I doubt any residency program in the US would ever offer so little leave. Six weeks is pretty standard.
I took 6 weeks with my first and 3 months with my second. Neither seemed enough, but then I had babies who didn’t sleep through the night for the first two years.
Thanks for reading and for your comment.
Peggy
I didn’t have any children until after residency (about 4 months after, to be exact) but your advice is spot on.
great advice. i especially like the idea of finding something related to the field that is more flexible, so it is not an all-or-nothing choice spanning an entire year.
becoming a parent was frankly a bigger job than i anticipated. there is a lot of juggling. in my case, i needed a c-section and needed the full 6 weeks to recover enough to drive. we had three different child care arrangements the first year: the day care did not work well for us since the baby had constant colds and ear infections; a shared-nanny situation later fell through. my son also needed surgery at 6 months, and had a post-surgical infection. things just come up that cannot be anticipated.
i was anxious to get back to work as soon as possible; it was important to my self-image to not be defined by motherhood, and to keep up the pace in my professional life. and i did that; did some of the most intense work of my career, even. but looking back, perhaps i was trying too hard to be wonder-woman.
i later took a year off when my husband was transferred overseas. as much as i love my kids — and appreciated having more time with them, especially after my second was born — it drove me batty to suddenly be a full-time mom, and have virtually no grown-up life. this is why i think peggy’s suggestion of a research position is so wonderful!
kathy a. –
I’m the same way – I would have been a terrible full time mom. WIth my first we had great day care for two years, and then we found the world’s best nanny when we moved to NYC – She was with us for 11 wonderful years. My kids are the amazing human beings they are as much due to her influence as to mine and my husband’s.
Happy holidays!
Peggy
This post, like many other posts by Americans about maternity leave during residency, makes me sad that the American rules for maternity leave during residency are so much more restrictive than the Canadian. In Canada, residents can take up to a full year off of residency for maternity leave, although the amount that is paid is dependent on how long they’ve worked. One of my friends started her family medicine residency while seven-and-a-half-months pregnant and was able to complete a rotation in the children’s emergency department before taking a full year of maternity leave. Other residents have been able to accept residency positions while pregnant but then defer their start dates by three to six months so that they could have maternity leave. It seems like a much better system for parents and their new babies than the American system.
Solitary DIner –
Impressive. I did a little research, and the law in Canada seems to be 15-17 weeks minimum and all but one province up to a year maximum.
http://www.medical-residency.ca/details.aspx/case-studies/having-a-baby-during-residency.
Thanks for your comment!
Peggy
Many students straight out of medical school don’t think of residency as a job because they’ve never actually held a real, full-time job.

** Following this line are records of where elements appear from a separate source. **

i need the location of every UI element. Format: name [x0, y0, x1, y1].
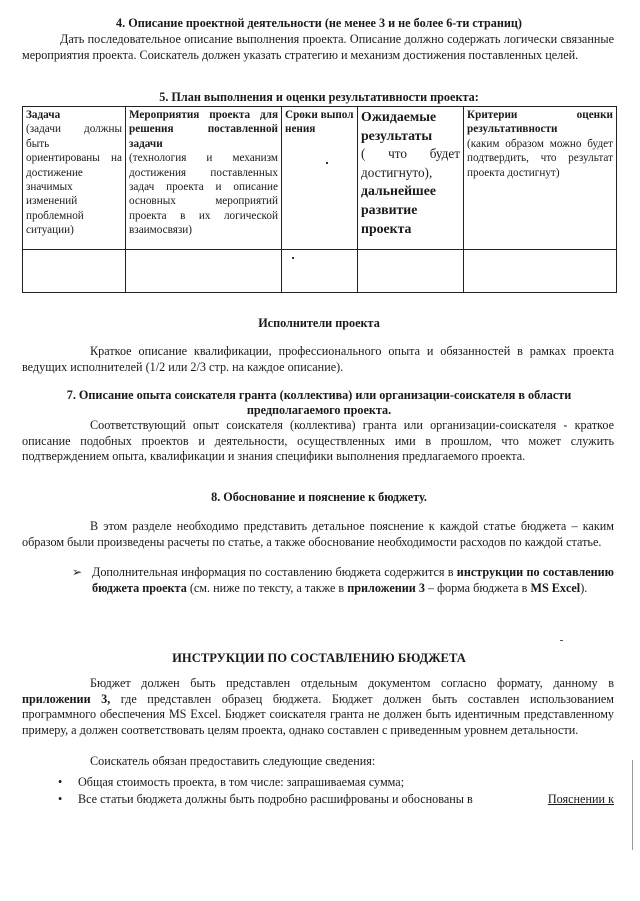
col-task: [23, 107, 126, 250]
bullet-text: (см. ниже по тексту, а также в: [186, 580, 348, 595]
section-6-heading: Исполнители проекта: [258, 316, 380, 330]
bullet-text: – форма бюджета в: [424, 580, 531, 595]
col-deadlines: [282, 107, 358, 250]
instructions-heading: ИНСТРУКЦИИ ПО СОСТАВЛЕНИЮ БЮДЖЕТА: [172, 651, 466, 665]
table-cell: [464, 250, 617, 293]
section-4-heading: 4. Описание проектной деятельности (не менее 3 и не более 6-ти страниц): [116, 16, 522, 30]
col-expected-results: [358, 107, 464, 250]
section-4-text: Дать последовательное описание выполнения проекта. Описание должно содержать логически связанные мероприятия проекта. Соискатель должен указать стратегию и механизм достижения поставленных целей.: [22, 32, 614, 62]
bullet-bold-ref: инструкции по составлению бюджета проекта: [92, 565, 614, 595]
section-8-bullet: [92, 565, 614, 596]
col-criteria: [464, 107, 617, 250]
instructions-paragraph-2: Соискатель обязан предоставить следующие сведения:: [90, 754, 376, 768]
li2-link-text: Пояснении к: [547, 792, 614, 806]
li2-text: Все статьи бюджета должны быть подробно расшифрованы и обоснованы в: [78, 792, 473, 806]
col-activities: [126, 107, 282, 250]
bullet-bold-excel: MS Excel: [530, 580, 581, 595]
list-item: Общая стоимость проекта, в том числе: запрашиваемая сумма;: [78, 775, 405, 789]
list-item: [78, 792, 614, 808]
section-7-heading-line2: предполагаемого проекта.: [246, 403, 392, 417]
table-header-row: [23, 107, 617, 250]
col-results-mid: ( что будет достигнуто),: [361, 146, 460, 180]
col-activities-note: (технология и механизм достижения поставленных задач проекта и описание основных мероприятий проекта в их логической взаимосвязи): [129, 152, 278, 237]
col-results-title: Ожидаемые результаты: [361, 109, 437, 143]
bullet-text: Дополнительная информация по составлению бюджета содержится в: [92, 565, 457, 579]
section-6-text: Краткое описание квалификации, профессионального опыта и обязанностей в рамках проекта ведущих исполнителей (1/2 или 2/3 стр. на каждое описание).: [22, 344, 614, 374]
table-row: [23, 250, 617, 293]
bullet-text: ).: [580, 580, 588, 595]
table-cell: [23, 250, 126, 293]
col-activities-title: Мероприятия проекта для решения поставленной задачи: [129, 109, 278, 150]
scan-speck: [326, 162, 328, 164]
table-cell: [126, 250, 282, 293]
col-task-note: (задачи должны быть ориентированы на достижение значимых изменений проблемной ситуации): [26, 123, 122, 237]
p1-text: Бюджет должен быть представлен отдельным документом согласно формату, данному в: [90, 676, 614, 690]
section-8-text: В этом разделе необходимо представить детальное пояснение к каждой статье бюджета – каким образом были произведены расчеты по статье, а также обоснование необходимости расходов по каждой статье.: [22, 519, 614, 549]
table-cell: [282, 250, 358, 293]
col-results-tail: дальнейшее развитие проекта: [361, 183, 436, 236]
scan-edge-line: [632, 760, 633, 850]
section-7-heading-line1: 7. Описание опыта соискателя гранта (коллектива) или организации-соискателя в области: [66, 388, 572, 402]
section-5-heading: 5. План выполнения и оценки результативности проекта:: [159, 90, 479, 104]
scan-speck: [292, 257, 294, 259]
scan-speck: [560, 640, 563, 641]
table-cell: [358, 250, 464, 293]
section-7-text: Соответствующий опыт соискателя (коллектива) гранта или организации-соискателя - краткое описание подобных проектов и деятельности, осуществленных ими в прошлом, что может служить подтверждением опыта, квалификации и знания специфики выполнения предлагаемого проекта.: [22, 418, 614, 463]
p1-text: где представлен образец бюджета. Бюджет должен быть составлен использованием программного обеспечения MS Excel. Бюджет соискателя гранта не должен быть идентичным представленному примеру, а должен соответствовать целям проекта, однако составлен с приведенным уровнем детальности.: [22, 691, 614, 737]
bullet-icon: •: [58, 792, 63, 806]
col-task-title: Задача: [26, 109, 61, 121]
instructions-paragraph-1: [22, 676, 614, 738]
plan-table: [22, 106, 617, 293]
bullet-icon: •: [58, 775, 63, 789]
col-deadlines-title: Сроки выполнения: [285, 109, 354, 136]
col-criteria-note: (каким образом можно будет подтвердить, что результат проекта достигнут): [467, 137, 613, 179]
col-criteria-title: Критерии оценки результативности: [467, 109, 613, 136]
arrow-bullet-icon: ➢: [72, 565, 83, 579]
section-8-heading: 8. Обоснование и пояснение к бюджету.: [211, 490, 427, 504]
bullet-bold-appendix: приложении 3: [347, 580, 425, 595]
p1-bold-appendix: приложении 3,: [22, 691, 111, 706]
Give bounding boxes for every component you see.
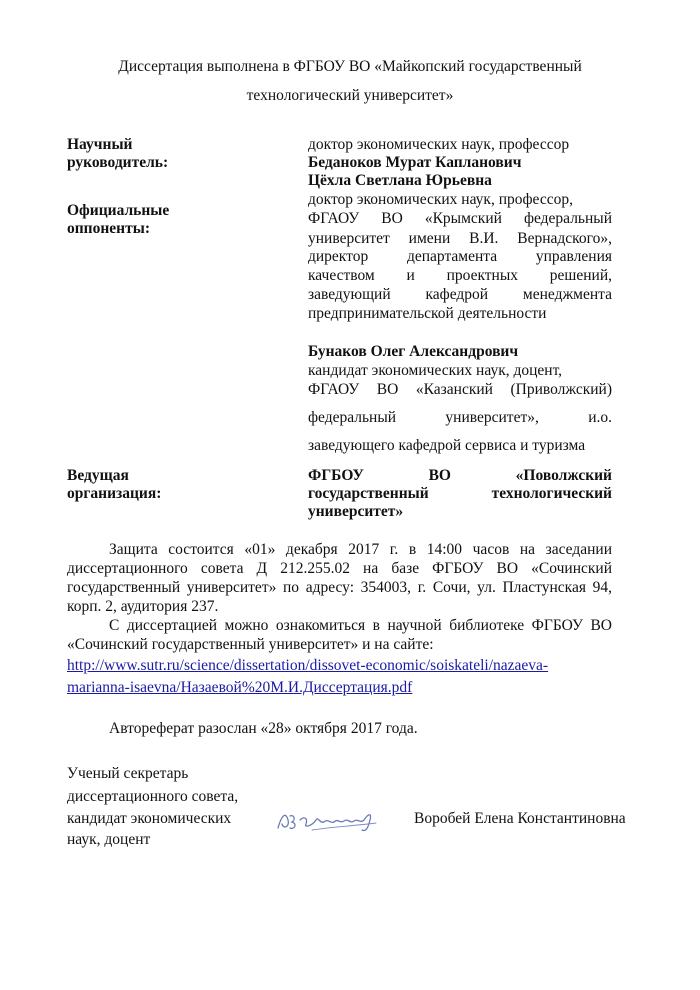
opponent-1-name: Цёхла Светлана Юрьевна xyxy=(308,172,492,189)
lead-org-line: университет» xyxy=(308,503,404,520)
opponents-label-1: Официальные xyxy=(67,202,170,219)
defense-line: государственный университет» по адресу: 354003, г. Сочи, ул. Пластунская 94, xyxy=(67,579,612,596)
opponents-label-2: оппоненты: xyxy=(67,220,150,237)
supervisor-degree: доктор экономических наук, профессор xyxy=(308,136,570,153)
opponent-1-line: качеством и проектных решений, xyxy=(308,267,612,284)
abstract-sent-notice: Автореферат разослан «28» октября 2017 года. xyxy=(109,720,418,737)
lead-org-line: государственный технологический xyxy=(308,485,612,502)
secretary-line: диссертационного совета, xyxy=(67,788,239,805)
library-line: «Сочинский государственный университет» и на сайте: xyxy=(67,636,434,653)
secretary-line: Ученый секретарь xyxy=(67,765,189,782)
handwritten-signature xyxy=(272,806,382,836)
secretary-name: Воробей Елена Константиновна xyxy=(414,810,626,827)
opponent-2-name: Бунаков Олег Александрович xyxy=(308,343,519,360)
library-line: С диссертацией можно ознакомиться в научной библиотеке ФГБОУ ВО xyxy=(109,617,612,634)
supervisor-name: Беданоков Мурат Капланович xyxy=(308,154,522,171)
supervisor-label-1: Научный xyxy=(67,136,133,153)
opponent-1-line: предпринимательской деятельности xyxy=(308,305,547,322)
opponent-2-line: ФГАОУ ВО «Казанский (Приволжский) xyxy=(308,381,612,398)
opponent-1-line: университет имени В.И. Вернадского», xyxy=(308,230,612,247)
defense-line: корп. 2, аудитория 237. xyxy=(67,598,219,615)
opponent-2-line: федеральный университет», и.о. xyxy=(308,409,612,426)
dissertation-link-line-1[interactable]: http://www.sutr.ru/science/dissertation/dissovet-economic/soiskateli/nazaeva- xyxy=(67,657,549,674)
opponent-2-line: заведующего кафедрой сервиса и туризма xyxy=(308,437,586,454)
opponent-1-line: директор департамента управления xyxy=(308,248,612,265)
lead-org-label-2: организация: xyxy=(67,485,162,502)
defense-line: диссертационного совета Д 212.255.02 на базе ФГБОУ ВО «Сочинский xyxy=(67,560,612,577)
dissertation-link-line-2[interactable]: marianna-isaevna/Назаевой%20М.И.Диссертация.pdf xyxy=(67,679,413,696)
secretary-line: кандидат экономических xyxy=(67,810,232,827)
header-line-2: технологический университет» xyxy=(246,87,454,104)
header-line-1: Диссертация выполнена в ФГБОУ ВО «Майкопский государственный xyxy=(118,58,582,75)
secretary-line: наук, доцент xyxy=(67,831,151,848)
lead-org-label-1: Ведущая xyxy=(67,467,129,484)
opponent-2-line: кандидат экономических наук, доцент, xyxy=(308,362,563,379)
opponent-1-line: доктор экономических наук, профессор, xyxy=(308,191,573,208)
opponent-1-line: ФГАОУ ВО «Крымский федеральный xyxy=(308,210,612,227)
opponent-1-line: заведующий кафедрой менеджмента xyxy=(308,286,612,303)
lead-org-line: ФГБОУ ВО «Поволжский xyxy=(308,467,612,484)
defense-line: Защита состоится «01» декабря 2017 г. в 14:00 часов на заседании xyxy=(109,541,612,558)
supervisor-label-2: руководитель: xyxy=(67,154,169,171)
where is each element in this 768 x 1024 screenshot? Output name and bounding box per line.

Agree. For many it’s just an extension of training With a HUGE workload.
Thanks for reading!
Peggy
Yes, training for which residents are being paid, even though said training is heavily subsidized by tax dollars.
One more reason I think college graduates should work for a few years before entering medical school. Based on what I read on various medical and medical student blogs, a majority of physicians in training are an immature, spoiled, overprivileged lot with no comprehension of how far ahead they are of their less-fortunate peers through an accident of birth. IOW, they’re just as clueless as my classmates at the Ivy League university I attended. It’s far easier to succeed in life when there’s someone there to catch you when you fall.